A top adviser to Joe Biden has refused to say whether the US is comfortable with the way the Australian government handled talks with France ahead of the unveiling of the new Aukus submarines deal.
Jake Sullivan, the US president’s national security adviser, said there was no point dwelling on the “challenges” surrounding the announcement of the new security partnership between the US, the UK and Australia, saying that “will be interesting for the historians to do at some point”.
Sullivan also said on Thursday the Biden administration would engage in “stiff competition” with China but there was no reason that had to “turn into conflict or confrontation”.
Addressing a webinar hosted by the Sydney-based Lowy Institute, Sullivan said the Biden administration had agreed to share sensitive nuclear submarine technology with Australia to send a signal to allies that “if you bet with us, we will bet with you”.
France said in September it had been “stabbed in the back” by its friends and allies over the cancellation of Australia’s previous $90bn deal for French conventionally powered submarines in favour of the so-called Aukus partnership.
In an attempt to mend ties, Biden told the French president, Emmanuel Macron, in Rome late last month that Aukus was handled clumsily and that he thought France had been informed earlier about the cancellation of the Australian submarine contract.
It was unclear whether Biden was talking about the Australian government or his own staff or both.
Sullivan was asked by the Lowy Institute executive director Michael Fullilove whether the Biden administration was comfortable with the way that Canberra had handled the Aukus announcement.
He replied that he would “dodge” the question because “there’s no profit in revisiting how we got to where we are”.
Sullivan acknowledged “that we have had to go through some challenges in dealing with the rollout” and the US had therefore sought to “engage intensively diplomatically with the French”.
He said the US had put forward “a very strong and meaningful and substantive plan of action with the French on a range of issues, including relating to the Indo-Pacific” and it was time to get “digging in on the real work of Aukus”.
“Where I sit today, the good news lies ahead, and we are going to redeem the vision our leaders laid out and it’s going to be an incredibly positive thing for our countries,” Sullivan said.
“Going back through all the ins and outs of this will be interesting for the historians to do at some point, but as national security adviser I’ve got to keep sort of my eyes firmly fixed on the present and future.”
Under the Aukus security partnership, announced in mid-September with much fanfare, the US, the UK and Australia will work together on issues including cyber capabilities, artificial intelligence, quantum technologies, and undersea capabilities.
The first project is an 18-month joint study to find “the optimal pathway to deliver at least eight nuclear-powered submarines for Australia”.
Apart from the immediate concerns about the diplomatic fallout with France, observers and politicians in Australia have raised concerns about Australia facing a “capability gap”, given the first submarines are not likely to be in the water until about 2040.
The former Australian prime minister Paul Keating said on Wednesday the plan was “like throwing a handful of toothpicks at the mountain”.
Sullivan said three countries were “deeply committed now to doing the actual work to make this happen in a way that delivers on the vision that our leaders laid out when they did the virtual event together back in September”.
He said the US had agreed to share nuclear propulsion technology with Australia – more than 60 years after it shared it with the UK – to boost “our collective, combined capacity to produce greater stability, security and deterrence in the Indo-Pacific region”.
“It’s about a statement of putting your money where your mouth is, when it comes to the rhetoric around alliances.”
In broader remarks, Sullivan attempted to allay concerns about the Biden administration’s approach amid increasing tensions with China.
He said the US would “compete vigorously” with China in a number of areas, including economics and technology, and would “stand up for our values”.
But he said the US understood the need to “responsibly and collectively” manage the relationship. China and the US announced on Wednesday a surprise plan to work together on cutting greenhouse gas emissions.
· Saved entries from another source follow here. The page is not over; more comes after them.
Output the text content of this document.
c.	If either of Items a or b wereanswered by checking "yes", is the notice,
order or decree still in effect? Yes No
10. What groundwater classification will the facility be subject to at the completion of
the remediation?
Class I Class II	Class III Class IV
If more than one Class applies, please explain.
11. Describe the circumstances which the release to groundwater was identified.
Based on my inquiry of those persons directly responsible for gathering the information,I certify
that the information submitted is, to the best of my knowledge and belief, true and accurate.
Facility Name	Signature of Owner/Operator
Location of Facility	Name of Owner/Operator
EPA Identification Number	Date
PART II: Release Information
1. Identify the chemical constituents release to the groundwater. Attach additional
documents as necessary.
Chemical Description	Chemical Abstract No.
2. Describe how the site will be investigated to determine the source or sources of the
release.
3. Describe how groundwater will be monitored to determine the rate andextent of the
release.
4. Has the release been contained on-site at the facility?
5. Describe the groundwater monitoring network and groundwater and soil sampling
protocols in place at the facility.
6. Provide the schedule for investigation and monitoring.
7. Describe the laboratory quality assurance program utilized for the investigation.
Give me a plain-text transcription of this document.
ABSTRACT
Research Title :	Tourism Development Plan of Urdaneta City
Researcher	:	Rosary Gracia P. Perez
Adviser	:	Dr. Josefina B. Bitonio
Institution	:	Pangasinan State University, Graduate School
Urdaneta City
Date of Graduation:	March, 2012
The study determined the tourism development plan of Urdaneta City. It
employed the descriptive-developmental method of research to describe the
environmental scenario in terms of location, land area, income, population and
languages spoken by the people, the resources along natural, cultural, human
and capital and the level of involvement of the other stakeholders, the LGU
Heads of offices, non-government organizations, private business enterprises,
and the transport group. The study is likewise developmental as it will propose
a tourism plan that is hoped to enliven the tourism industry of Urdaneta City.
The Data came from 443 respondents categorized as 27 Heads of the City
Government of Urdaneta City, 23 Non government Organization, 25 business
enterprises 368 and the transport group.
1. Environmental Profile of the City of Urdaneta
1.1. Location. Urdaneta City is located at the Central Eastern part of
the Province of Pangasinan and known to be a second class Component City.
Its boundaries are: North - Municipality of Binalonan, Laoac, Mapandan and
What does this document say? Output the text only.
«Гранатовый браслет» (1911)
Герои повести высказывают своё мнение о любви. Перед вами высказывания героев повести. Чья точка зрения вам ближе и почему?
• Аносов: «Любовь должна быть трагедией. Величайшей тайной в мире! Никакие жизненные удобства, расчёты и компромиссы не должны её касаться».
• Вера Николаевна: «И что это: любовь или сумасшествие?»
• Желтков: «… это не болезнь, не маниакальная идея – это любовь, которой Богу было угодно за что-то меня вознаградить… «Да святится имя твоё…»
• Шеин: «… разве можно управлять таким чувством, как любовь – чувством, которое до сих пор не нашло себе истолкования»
“All of this talk of the United States and China going into a new cold war, or that we’re on our way to conflict, or the Thucydides Trap – we have the choice not to do that,” Sullivan said.
Years after the Trump administration pulled the US out of what was then called the Trans-Pacific Partnership trade deal, Sullivan said the Biden administration wanted to develop “a full, robust, attractive economic agenda to go along with our security and geopolitical agenda in the Indo-Pacific”.
Sullivan said that strategy would address the kinds of modern challenges that Covid-19 exposed, “whether it’s in the realm of supply chains, or the intersection of climate and trade, or digital, or investment screening and export controls, across a number of areas that have not traditionally been part of trade agreements”.
He said the US wanted to get “a whole bunch of countries aligned around that” vision. The US trade representative, Katherine Tai, and the US commerce secretary, Gina Raimondo, would visit Australia, New Zealand, south-east Asia and north-east Asia in the weeks ahead.